Which is how he and his wife wound up hand-dying T-shirts in their yard and calling up artist friends for donated designs of limited-run shirts. 

Em Cassel

In some ways, it was a full-circle moment for Modern Times, which has always been involved with a vibrant community of artists and home to a lot of intentional art. When the cafe opened in 2011 (it celebrated its 13th birthday this very week), the waiting room side of the building was still being used for art studios, and all of the tables and counters were hand-painted by local artists. 

But when it comes to cafe merch, “It did get a lot bigger than we expected,” Alverson says.

Listed on the website today: RealTree baseball caps, enamel pins, pocket tees, water bottles, zip-up hoodies, sweatpants, crewnecks, coffee mugs. Need a big tote bag? You can choose from one of three colors. A 3-D design that actually pops out of the shirt, sold with accompanying glasses? All yours for 25 bucks.

“What’s crazy is that our staff still gets excited and buys shirts,” Alverson adds. They’re the ones you’ll see joyously modeling the newest merch on Modern Times’ Instagram account, from gym shorts to cropped hoodies to blaze-orange beanies. 

Alverson still designs all the house Modern Times merch (“basically the cat-related stuff”) and occasionally collaborates with artists associated with the cafe. Elpis Enterprises, a nonprofit print shop at University & Vandalia in St. Paul that provides job training and work assistance to young people experiencing homelessness, prints all the shirts.

Asked whether this is something that actually makes money for Modern Times or just a fun thing to do in addition to slinging orders of eggs and sandwiches, Alverson doesn’t equivocate. “Honestly, sometimes, I’m like, ‘This is the thing that’s turning a profit,’” he says. 

The cost of food has surged about 20% over the last four years, while the price of blank shirts has barely budged. The margins on a T-shirt compared to those on a breakfast platter? It’s not even close. Alverson will sometimes juice the margins further by buying lots of blanks that have been deemed imperfect by manufacturers, passing the savings on to shoppers and diverting unused clothing from a landfill in the process. 

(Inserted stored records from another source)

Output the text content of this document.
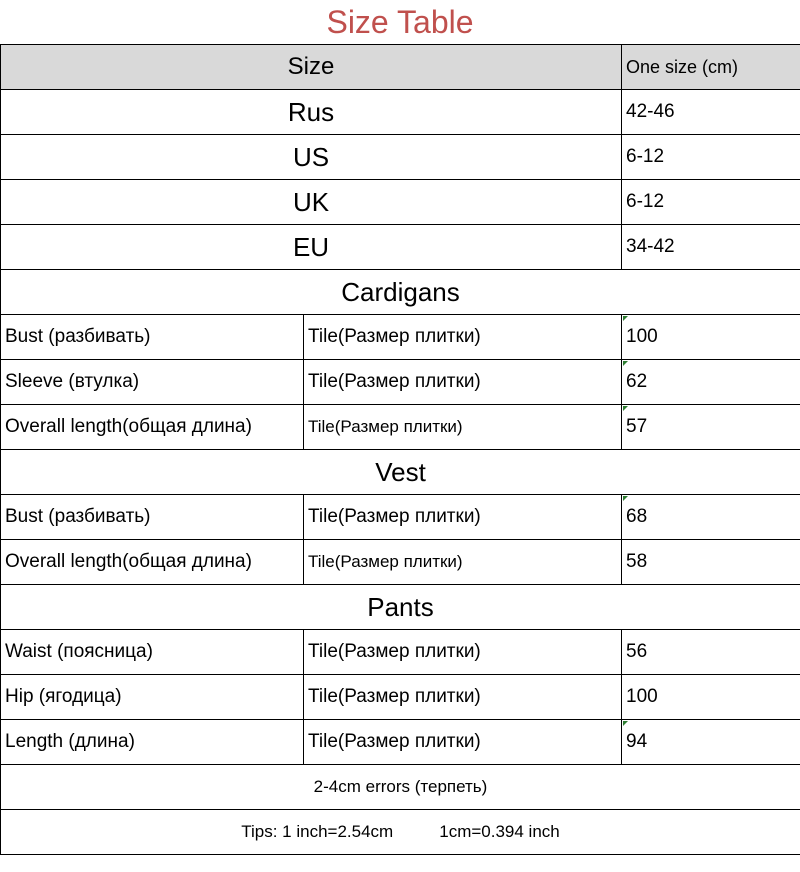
Size Table
Size		One size (cm)
Rus		42-46
US		6-12
UK		6-12
EU		34-42
Cardigans		
Bust (разбивать)	Tile(Размер плитки)	100
Sleeve (втулка)	Tile(Размер плитки)	62
Overall length(общая длина)	Tile(Размер плитки)	57
Vest		
Bust (разбивать)	Tile(Размер плитки)	68
Overall length(общая длина)	Tile(Размер плитки)	58
Pants		
Waist (поясница)	Tile(Размер плитки)	56
Hip (ягодица)	Tile(Размер плитки)	100
Length (длина)	Tile(Размер плитки)	94
2-4cm errors (терпеть)		
Tips: 1 inch=2.54cm 1cm=0.394 inch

“It’s part of why we’ve expanded our merch area and started selling more stuff,” he says. “It is a dependable income stream, and it can really help supplement, especially in the lean months.”

It’s enough to make you wonder why more restaurants don’t start a merch line of their own. But then, Modern Times’ punky southside vibe isn’t replicable just anywhere—it’s tough to imagine folks finishing dinner at Demi and snagging a tie-dye skull shirt on their way out into the North Loop night. 

“I guess we’ll just keep doing it as long as people keep buying them,” Alverson says. “And so far, to our amazement, we have not oversaturated the shirt market.”